Mr Lucky Mulusa, the Special Assistant to the President for Project Implementation and Monitoring, broke down in front of television cameras when he discovered that the newly established district of Ngabwe in Central Province had no office infrastructure. Mr. Mulusa was surprised that government officials were working under trees and sitting on logs of wood. He was applauded by government functionaries for suggesting that he would donate money intended to buy one of the two vehicles he is entitled to towards the construction of a government office block in Ngabwe.
I have always contended that Zambia remains poor because of failed leadership and a lack of prudence in managing our nation’s resources. There are several issues we can read through Mr Mulusa’s statement.

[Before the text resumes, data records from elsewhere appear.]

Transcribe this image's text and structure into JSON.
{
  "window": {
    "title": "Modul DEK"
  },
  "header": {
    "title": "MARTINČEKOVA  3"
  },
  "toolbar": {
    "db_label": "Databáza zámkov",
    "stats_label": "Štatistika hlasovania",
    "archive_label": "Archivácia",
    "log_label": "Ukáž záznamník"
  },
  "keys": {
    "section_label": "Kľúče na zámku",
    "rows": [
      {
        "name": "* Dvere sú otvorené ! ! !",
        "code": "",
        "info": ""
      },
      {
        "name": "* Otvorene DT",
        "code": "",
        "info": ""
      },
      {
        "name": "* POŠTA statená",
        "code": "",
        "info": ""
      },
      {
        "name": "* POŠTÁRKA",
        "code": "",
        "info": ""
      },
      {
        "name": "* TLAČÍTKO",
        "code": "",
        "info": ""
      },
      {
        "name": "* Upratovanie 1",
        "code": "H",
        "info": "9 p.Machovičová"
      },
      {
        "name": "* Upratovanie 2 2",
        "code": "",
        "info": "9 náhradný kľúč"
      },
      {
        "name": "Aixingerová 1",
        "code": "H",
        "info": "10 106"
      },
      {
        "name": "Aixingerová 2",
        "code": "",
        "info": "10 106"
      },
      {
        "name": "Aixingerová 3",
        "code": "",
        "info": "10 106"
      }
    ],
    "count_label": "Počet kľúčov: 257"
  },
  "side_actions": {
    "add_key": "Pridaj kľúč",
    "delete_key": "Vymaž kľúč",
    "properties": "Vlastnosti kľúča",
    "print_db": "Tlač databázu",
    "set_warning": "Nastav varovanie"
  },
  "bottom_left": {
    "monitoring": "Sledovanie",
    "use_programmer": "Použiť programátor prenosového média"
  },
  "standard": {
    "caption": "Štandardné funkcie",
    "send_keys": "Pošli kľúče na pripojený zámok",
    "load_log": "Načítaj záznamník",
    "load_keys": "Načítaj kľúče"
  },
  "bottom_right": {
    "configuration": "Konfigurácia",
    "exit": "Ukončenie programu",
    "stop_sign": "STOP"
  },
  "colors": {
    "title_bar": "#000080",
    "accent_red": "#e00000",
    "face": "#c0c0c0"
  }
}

First, the establishment of new districts countrywide by the PF was a knee-jerk reaction designed to satisfy populist demands. There were no financial resources allocated for this exercise. Ordinarily, creation of a district is preceded by a feasibility study and then subjected to the Town and Country Planning regulations so that the town is properly established. Mr Mulusa is breaking down in front of cameras in Ngabwe when Milenge, which was created long ago, still has no electricity.
Secondly, we are surprised that Mr Mulusa does not know the extent of deprivation in Zambia. One does not need to go to Ngabwe on government expenditure to witness the poverty and squalor in Zambia. Our people in Lusaka just a short drive from where Mulusa’s office is, live in deplorable conditions. They do not have access to clean drinking water and sanitation.
The third issue is that Mr Mulusa is publicly stating that in the midst of widespread poverty, where 60% of the population lives on less than a dollar a day, senior government officials are entitled to two vehicles: one personal-to-holder and the other a utility car. A Land Cruiser GX which most senior government officials drive costs about K1,200,000 (1.2 billion Kwacha old currency); add to this maintenance cost and fuel. At his level, Mrs Mulusa gets 800 liters of fuel every month; that is K6,080 for Mr Mulusa alone. Mr Mulusa is right;. money saved from one of his GRZ vehicles would be enough to build an office block in Ngabwe. Probably when he visits Chawama, he will notice that the compound only has one clinic for over 160,000 people and will donate money meant for the other car towards the construction of a new clinic.
Fourth issue, Mr Mulusa is clearly a good person and means well. He is truly touched by lack of development in the country. What he does not have is the authority to decide how money allocated to buying vehicles for senior government officials can be diverted to altruistic activities. Mr Mulusa is giving us an insight of how this government operates. We are not surprised that the Auditor General’s Report always documents misappropriation and misapplication of government funds.
A good leadership will prioritise activities and plan accordingly. Economic development comes after certain fundamentals have been put in place. You just don’t wake up and declare the establishment of districts and construction of roads and hope development will somehow occur.
Here are a few suggestions of how the UPND will operate when in Government from 2016:-
- We shall have a lean government to avoid wastage. Imagine for each GX Land Cruiser government buys at K1 200 000, about 600 boreholes would be sunk to provide clean water to thousands of our people. This amount pays 50 teachers on K5 000 a month for a year. Senior government officials in the UPND government will be expected to have their own vehicles. A fleet of pool vehicles to be used on official duties will be available and managed by the Ministry of Works and Supply. These ideas are not out of this world, these are things already being done in RICH countries.
- Planning – All government projects and programs will only be undertaken after thorough deliberation with all stakeholders and securing of funding. UPND will not run a populist government.
- Systems and institutions – Under the UPND, development will not depend on donations and the goodwill of senior government officials. Development will be systematic and will address and respond to the needs of the people. Institutions of governance will be strengthened. We cannot continue with impunity that which the Auditor General’s office has documented over the years. This is why our model will be bottom-up and not top-down like where Mulusa’s go to districts and prescribe what needs to be done.
Governing a country requires a skills set that guarantees real economic growth. That is what we bring to the table. Government is too complicated to be run on an ad hoc basis. There is so much we can achieve without having to borrow money. All we need to do is get our priorities right. Prioritisation is clearly not happening in PF.